As the new business starts to run out of I+EA customers it needs to switch its marketing in the same way as if it were selling a new product. It needs to market to the Early Majority. The business needs to provide proof which it has from the testimonials and case studies based on the I+EA customers.  Service levels to the I+EA group still need to be high though, and it’s very easy for service levels to drop as the business changes its target markets. This needs careful management otherwise I+EA customers will not provide the proof needed for the Early Majority.

Planning for The Chasm

Figure2: The Product Life Cycle chart shows the sales and profits (and for profits read cash flow) of a new product or service.

Product Lifecycle

Figure 2. Product Life Cycle: Sales vs Profits

Usually a loss is expected in the early period from investment in product development, acquisition of assets and structure to enable sales to take place, which naturally starts later. This is the dip in profit shown underneath the horizontal axis at the beginning. Again, the analogy is accurate for a new business as well as a new product or service. The new business needs to invest time and resources, which create a loss before it can sell anything. The business generally accounts for this in its business plan, but what it doesn’t often do is plan for The Chasm.

Realisation of the risks

The general rationale of most businesses is that customers are all much the same so that more marketing effort will simply result in more customers in a linear way. Wrong! Business plans may have built-in some sensitivity and SWOT analyses but they tend not to produce anything which recognises the necessary change in marketing method to address the change in market when the new business or the new product changes from I+EA to Early Majority.

The first realisation is that all customers are not the same.

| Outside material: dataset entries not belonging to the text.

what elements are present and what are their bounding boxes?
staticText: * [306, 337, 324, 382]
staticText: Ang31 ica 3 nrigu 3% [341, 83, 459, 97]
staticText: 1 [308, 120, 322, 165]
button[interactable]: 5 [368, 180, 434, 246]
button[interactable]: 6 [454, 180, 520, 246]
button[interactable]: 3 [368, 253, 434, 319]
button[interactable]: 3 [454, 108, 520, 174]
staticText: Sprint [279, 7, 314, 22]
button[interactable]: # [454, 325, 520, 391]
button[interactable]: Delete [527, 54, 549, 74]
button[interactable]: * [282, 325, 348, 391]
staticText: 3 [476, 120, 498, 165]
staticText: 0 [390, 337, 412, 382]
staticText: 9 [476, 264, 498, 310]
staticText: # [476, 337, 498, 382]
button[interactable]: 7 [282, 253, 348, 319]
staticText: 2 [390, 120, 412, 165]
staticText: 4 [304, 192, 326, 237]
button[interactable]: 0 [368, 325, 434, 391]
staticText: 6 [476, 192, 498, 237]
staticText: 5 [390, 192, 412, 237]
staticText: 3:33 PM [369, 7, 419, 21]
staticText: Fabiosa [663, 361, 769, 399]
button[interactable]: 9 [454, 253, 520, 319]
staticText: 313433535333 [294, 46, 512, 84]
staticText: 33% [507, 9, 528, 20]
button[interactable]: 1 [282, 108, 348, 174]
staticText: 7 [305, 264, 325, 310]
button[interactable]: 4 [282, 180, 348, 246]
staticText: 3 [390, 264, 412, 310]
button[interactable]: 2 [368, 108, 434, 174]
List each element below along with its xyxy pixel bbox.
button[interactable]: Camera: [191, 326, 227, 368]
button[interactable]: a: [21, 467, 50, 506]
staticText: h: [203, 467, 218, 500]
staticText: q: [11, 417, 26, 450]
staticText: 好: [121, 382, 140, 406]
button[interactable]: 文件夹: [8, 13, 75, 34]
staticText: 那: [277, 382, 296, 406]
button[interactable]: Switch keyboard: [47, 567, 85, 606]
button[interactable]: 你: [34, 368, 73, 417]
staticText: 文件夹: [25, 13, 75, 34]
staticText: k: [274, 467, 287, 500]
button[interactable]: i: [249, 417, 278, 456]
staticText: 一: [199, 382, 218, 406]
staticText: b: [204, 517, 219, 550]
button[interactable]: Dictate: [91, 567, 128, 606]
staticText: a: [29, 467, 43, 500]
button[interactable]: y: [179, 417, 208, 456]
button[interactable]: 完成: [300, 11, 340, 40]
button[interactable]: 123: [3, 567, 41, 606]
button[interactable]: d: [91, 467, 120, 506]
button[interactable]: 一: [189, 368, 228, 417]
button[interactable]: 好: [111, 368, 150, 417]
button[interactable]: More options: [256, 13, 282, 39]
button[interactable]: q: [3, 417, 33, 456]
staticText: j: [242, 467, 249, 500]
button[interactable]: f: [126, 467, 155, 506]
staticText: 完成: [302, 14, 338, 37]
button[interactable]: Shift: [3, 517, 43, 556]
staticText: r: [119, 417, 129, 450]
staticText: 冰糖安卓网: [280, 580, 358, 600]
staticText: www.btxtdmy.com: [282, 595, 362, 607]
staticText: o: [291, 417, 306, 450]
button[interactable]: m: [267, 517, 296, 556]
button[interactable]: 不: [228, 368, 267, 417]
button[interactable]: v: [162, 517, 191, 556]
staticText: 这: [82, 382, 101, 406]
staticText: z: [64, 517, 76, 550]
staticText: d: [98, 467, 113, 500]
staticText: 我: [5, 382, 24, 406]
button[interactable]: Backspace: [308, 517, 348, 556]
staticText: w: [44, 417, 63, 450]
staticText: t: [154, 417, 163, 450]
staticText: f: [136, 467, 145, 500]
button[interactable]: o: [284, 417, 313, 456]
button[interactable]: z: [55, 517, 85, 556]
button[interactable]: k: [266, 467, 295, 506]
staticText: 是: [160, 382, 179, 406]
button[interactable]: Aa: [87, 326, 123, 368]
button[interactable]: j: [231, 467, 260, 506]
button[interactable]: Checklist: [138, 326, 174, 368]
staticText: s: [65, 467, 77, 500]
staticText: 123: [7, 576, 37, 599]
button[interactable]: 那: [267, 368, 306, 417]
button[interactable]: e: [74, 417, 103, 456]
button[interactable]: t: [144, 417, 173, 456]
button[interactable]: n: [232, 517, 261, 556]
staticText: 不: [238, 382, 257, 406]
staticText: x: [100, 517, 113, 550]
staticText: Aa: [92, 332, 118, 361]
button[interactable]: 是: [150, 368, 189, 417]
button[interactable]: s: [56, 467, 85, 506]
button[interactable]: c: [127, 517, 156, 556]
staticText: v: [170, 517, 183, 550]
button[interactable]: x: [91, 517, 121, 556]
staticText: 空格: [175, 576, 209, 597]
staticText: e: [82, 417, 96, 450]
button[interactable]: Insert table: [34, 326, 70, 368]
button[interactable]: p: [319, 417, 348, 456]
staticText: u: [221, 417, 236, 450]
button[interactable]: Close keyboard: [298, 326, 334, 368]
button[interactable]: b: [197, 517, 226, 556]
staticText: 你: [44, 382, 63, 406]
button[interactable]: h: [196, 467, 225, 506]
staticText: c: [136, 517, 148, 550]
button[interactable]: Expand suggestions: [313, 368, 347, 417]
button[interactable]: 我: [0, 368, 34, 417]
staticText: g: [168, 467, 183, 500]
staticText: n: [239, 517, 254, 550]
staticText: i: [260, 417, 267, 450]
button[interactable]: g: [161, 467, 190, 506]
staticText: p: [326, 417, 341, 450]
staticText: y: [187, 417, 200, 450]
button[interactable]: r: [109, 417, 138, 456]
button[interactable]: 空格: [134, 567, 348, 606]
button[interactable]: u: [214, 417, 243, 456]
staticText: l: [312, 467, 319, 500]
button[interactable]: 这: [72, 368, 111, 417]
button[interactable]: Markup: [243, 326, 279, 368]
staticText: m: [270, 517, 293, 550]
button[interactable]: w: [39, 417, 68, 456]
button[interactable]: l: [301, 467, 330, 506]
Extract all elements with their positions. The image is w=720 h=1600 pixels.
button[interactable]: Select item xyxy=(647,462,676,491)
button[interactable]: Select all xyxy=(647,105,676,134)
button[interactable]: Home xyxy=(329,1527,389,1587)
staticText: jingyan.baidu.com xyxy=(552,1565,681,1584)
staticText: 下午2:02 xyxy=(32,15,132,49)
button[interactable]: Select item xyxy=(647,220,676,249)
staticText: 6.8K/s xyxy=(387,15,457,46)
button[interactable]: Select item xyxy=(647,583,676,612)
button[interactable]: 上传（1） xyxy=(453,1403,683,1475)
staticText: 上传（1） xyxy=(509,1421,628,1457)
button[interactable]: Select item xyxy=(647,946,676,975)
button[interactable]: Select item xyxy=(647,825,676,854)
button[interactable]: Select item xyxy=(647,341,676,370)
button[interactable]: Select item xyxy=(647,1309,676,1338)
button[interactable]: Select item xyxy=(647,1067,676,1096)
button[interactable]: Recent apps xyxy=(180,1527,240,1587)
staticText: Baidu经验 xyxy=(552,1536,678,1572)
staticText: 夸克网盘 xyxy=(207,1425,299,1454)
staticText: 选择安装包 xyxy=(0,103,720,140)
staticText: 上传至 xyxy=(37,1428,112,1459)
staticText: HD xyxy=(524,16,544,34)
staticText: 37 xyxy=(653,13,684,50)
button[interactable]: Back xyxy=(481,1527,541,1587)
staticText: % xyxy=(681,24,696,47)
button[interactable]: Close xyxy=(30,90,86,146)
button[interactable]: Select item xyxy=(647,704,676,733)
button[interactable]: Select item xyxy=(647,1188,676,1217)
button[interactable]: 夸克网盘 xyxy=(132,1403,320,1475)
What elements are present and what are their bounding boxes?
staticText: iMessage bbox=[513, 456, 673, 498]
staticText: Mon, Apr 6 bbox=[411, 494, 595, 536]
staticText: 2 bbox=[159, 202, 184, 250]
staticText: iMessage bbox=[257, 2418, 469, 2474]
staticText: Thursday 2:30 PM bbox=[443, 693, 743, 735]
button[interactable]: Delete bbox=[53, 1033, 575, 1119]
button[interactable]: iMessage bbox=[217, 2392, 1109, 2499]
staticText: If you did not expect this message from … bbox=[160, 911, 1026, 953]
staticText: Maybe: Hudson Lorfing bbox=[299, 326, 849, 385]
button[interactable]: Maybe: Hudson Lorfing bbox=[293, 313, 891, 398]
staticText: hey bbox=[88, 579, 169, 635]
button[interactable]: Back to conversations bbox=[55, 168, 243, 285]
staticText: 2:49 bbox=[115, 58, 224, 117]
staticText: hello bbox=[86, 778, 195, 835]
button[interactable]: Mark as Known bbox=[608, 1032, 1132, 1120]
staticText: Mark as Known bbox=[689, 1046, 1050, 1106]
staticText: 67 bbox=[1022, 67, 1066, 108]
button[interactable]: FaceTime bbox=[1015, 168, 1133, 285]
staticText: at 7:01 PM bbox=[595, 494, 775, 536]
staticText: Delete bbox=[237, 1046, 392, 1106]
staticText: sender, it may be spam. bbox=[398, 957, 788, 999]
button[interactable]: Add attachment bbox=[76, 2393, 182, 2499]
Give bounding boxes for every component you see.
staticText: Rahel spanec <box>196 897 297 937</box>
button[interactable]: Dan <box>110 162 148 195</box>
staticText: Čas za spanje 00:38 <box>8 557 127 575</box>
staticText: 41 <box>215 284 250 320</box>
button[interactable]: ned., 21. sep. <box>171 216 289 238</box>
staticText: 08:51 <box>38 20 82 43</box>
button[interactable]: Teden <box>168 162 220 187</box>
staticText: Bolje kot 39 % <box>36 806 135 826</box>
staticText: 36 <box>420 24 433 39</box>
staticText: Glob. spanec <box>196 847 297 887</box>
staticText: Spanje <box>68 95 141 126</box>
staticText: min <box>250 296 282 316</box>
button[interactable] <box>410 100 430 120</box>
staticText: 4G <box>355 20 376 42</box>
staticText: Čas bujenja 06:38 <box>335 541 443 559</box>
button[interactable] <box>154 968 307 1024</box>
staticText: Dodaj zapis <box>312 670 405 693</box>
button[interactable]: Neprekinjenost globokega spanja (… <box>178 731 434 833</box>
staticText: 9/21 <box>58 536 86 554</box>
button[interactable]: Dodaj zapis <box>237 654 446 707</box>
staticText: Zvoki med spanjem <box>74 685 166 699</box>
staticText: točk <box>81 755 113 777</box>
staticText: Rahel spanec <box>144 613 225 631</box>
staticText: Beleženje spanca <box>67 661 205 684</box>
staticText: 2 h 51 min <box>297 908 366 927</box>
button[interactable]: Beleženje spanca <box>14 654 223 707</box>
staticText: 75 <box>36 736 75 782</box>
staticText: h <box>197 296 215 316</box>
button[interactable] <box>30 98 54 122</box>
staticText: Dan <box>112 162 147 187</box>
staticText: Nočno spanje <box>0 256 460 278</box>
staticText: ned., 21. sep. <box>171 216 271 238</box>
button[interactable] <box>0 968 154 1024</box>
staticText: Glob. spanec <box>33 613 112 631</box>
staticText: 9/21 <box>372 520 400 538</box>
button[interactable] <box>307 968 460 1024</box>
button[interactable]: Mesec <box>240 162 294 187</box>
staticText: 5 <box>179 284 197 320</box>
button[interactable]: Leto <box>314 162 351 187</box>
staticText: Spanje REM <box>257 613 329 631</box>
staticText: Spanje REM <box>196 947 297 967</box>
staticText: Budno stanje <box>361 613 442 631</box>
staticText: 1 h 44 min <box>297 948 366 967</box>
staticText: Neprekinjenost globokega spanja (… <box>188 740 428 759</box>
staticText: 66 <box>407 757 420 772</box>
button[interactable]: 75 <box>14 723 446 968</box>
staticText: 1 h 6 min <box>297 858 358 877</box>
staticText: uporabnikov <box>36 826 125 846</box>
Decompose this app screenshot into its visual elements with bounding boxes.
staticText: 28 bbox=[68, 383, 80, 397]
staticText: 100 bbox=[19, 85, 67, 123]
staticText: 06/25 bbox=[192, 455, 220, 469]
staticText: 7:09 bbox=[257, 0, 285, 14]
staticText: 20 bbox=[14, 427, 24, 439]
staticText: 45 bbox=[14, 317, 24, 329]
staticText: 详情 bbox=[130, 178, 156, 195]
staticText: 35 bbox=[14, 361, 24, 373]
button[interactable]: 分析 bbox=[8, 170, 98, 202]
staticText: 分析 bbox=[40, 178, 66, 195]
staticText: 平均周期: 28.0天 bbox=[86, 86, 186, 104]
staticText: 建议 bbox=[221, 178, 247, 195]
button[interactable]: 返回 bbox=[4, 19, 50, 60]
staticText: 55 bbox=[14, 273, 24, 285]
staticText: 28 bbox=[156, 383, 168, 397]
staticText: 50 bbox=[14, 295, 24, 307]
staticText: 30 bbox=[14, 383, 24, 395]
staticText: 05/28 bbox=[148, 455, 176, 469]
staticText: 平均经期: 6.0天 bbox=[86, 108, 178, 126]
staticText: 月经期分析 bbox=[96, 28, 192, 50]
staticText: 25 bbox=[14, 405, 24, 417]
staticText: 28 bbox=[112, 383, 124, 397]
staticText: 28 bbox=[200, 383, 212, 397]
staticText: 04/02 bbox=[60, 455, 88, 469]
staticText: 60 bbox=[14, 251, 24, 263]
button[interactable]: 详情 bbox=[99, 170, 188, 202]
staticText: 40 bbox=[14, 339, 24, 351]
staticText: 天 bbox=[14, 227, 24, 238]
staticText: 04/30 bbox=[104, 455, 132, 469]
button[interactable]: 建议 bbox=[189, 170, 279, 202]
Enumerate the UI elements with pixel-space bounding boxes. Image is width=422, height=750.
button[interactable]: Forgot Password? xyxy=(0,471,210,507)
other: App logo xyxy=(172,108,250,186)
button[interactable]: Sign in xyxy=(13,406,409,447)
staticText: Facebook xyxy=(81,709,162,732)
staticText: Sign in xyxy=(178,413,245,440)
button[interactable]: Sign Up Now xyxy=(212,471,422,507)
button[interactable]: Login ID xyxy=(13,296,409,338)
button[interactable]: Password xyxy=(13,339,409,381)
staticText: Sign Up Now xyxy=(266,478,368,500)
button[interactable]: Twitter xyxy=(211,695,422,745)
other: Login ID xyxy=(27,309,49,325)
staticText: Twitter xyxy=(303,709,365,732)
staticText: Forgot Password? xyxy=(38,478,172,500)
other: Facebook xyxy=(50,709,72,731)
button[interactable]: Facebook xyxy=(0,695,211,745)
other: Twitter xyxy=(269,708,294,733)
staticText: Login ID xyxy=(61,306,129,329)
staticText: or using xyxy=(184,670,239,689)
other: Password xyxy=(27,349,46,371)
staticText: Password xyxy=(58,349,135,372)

Failing to recognise the differences between I+EA customers and the rest of the market will slow sales and impact cashflow negatively, possibly fatally.

The second realisation is that overlap marketing may well be necessary to bridge The Chasm quickly.

Double dip losses

If the new business has insufficient cash resources, either through trading or through funding to invest in the necessary overlap marketing to soak up the remaining I+EA with the initial marketing strategy, whilst simultaneously spending on the new marketing strategy for the Early Majority, there is the real risk of a double dip of losses just at the time when that Chasm appears. So, it is quite possible that the double dip together with a lack of sales can cause the business to fail. This is illustrated in Figure3: The Double Dip

Chasm +P+L

Figure 3 : The Double Dip

Avoid The Chasm for survival

To avoid this double dip the new business needs to retain enough resources to fund the double marketing effort so that the chasm is reduced or eliminated. You need to review your planning and check you have enough marketing budget.  Bridging the chasm quickly by reducing its timespan and impact is critical to business survival and enables you to scale the business faster.